The court determined that the main issue involving the use of a CE was “whether it is reasonable to interpret a project that “salvages” hazard trees on a large scale as “routine road maintenance.”  Here is the CE:

(4) Repair and maintenance of roads, trails, and landline boundaries. Examples include but are not limited to:

(i) Authorizing a user to grade, resurface, and clean the culverts of an established NFS road;

(ii) Grading a road and clearing the roadside of brush without the use of herbicides;

(iii) Resurfacing a road to its original condition;

(iv) Pruning vegetation and cleaning culverts along a trail and grooming the surface of the trail; and

(v) Surveying, painting, and posting landline boundaries.

After reviewing several similar cases, the court concluded, “the Court cannot determine with certainty at this stage of the case to what extent the Bull Run project is a true commercial “salvage” operation or whether it is, in practice, more like the Nez Perce project (which denied it was a salvage project), or whether, possibly, this is a distinction without a difference.” The court held: “For purposes of this motion for a preliminary injunction, the Court need not definitively determine the issue on the merits; it is enough to conclude that success on the merits as to the CE issue is unclear.” Thus plaintiffs had not made their case for likelihood of prevailing. (I think the FS got away with one here, especially because there is another CE for salvage projects, but for limited acreage; maybe it will become more “clear” at trial.)
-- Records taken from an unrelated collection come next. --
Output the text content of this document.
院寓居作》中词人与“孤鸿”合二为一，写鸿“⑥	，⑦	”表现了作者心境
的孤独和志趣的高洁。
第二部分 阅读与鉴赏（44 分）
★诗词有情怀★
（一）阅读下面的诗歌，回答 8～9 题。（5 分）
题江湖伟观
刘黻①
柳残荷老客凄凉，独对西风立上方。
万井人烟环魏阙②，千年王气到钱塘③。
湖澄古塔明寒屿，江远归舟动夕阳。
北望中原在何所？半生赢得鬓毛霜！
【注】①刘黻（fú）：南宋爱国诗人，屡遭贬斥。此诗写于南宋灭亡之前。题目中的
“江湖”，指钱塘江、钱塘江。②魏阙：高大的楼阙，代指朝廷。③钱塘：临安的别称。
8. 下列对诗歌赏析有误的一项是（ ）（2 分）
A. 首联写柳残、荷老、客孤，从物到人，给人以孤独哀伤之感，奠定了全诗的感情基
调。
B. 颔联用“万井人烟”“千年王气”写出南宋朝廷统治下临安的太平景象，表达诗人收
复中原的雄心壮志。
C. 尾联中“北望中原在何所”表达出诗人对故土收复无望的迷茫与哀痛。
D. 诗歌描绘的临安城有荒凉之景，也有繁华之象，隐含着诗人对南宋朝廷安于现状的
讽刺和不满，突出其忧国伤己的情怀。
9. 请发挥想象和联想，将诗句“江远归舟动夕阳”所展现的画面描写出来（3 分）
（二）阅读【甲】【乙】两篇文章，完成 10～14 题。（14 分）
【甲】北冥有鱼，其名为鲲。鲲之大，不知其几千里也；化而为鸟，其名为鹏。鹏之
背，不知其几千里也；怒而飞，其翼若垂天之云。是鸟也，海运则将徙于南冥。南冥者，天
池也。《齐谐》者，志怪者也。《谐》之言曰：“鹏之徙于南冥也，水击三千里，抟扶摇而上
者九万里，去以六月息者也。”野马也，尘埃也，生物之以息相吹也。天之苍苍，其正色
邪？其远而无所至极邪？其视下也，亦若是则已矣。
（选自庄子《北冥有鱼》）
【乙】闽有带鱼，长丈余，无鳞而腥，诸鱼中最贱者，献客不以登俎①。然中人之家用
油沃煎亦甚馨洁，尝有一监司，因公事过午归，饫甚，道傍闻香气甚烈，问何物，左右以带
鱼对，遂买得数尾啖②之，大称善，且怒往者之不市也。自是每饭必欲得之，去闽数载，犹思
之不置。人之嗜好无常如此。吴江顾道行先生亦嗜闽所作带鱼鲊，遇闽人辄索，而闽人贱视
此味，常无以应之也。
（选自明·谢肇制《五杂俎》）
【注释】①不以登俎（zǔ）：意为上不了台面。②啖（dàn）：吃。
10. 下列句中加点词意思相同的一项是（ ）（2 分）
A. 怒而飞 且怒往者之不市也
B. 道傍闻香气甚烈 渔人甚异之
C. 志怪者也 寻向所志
The court found no extraordinary circumstances with regard to the federally endangered mountain yellow-legged frog and the Pacific fisher and California spotted owl (both designated as sensitive species by the Forest Service). For the spotted owl, the court determined that the Forest had adequately considered information about their use of post-fire areas (including submissions from the John Muir Project and Chad Hanson). Lack of quality fisher habitat swayed the court to accept the FS explanation regarding fisher connectivity. The project included 30 “site-specific measures” designed to minimize the risks to the frog, and the court cited the FWS conclusion that the resulting risk to individuals was low. (These measures would be good candidates for forest plan components when the Sequoia revises its forest plan.)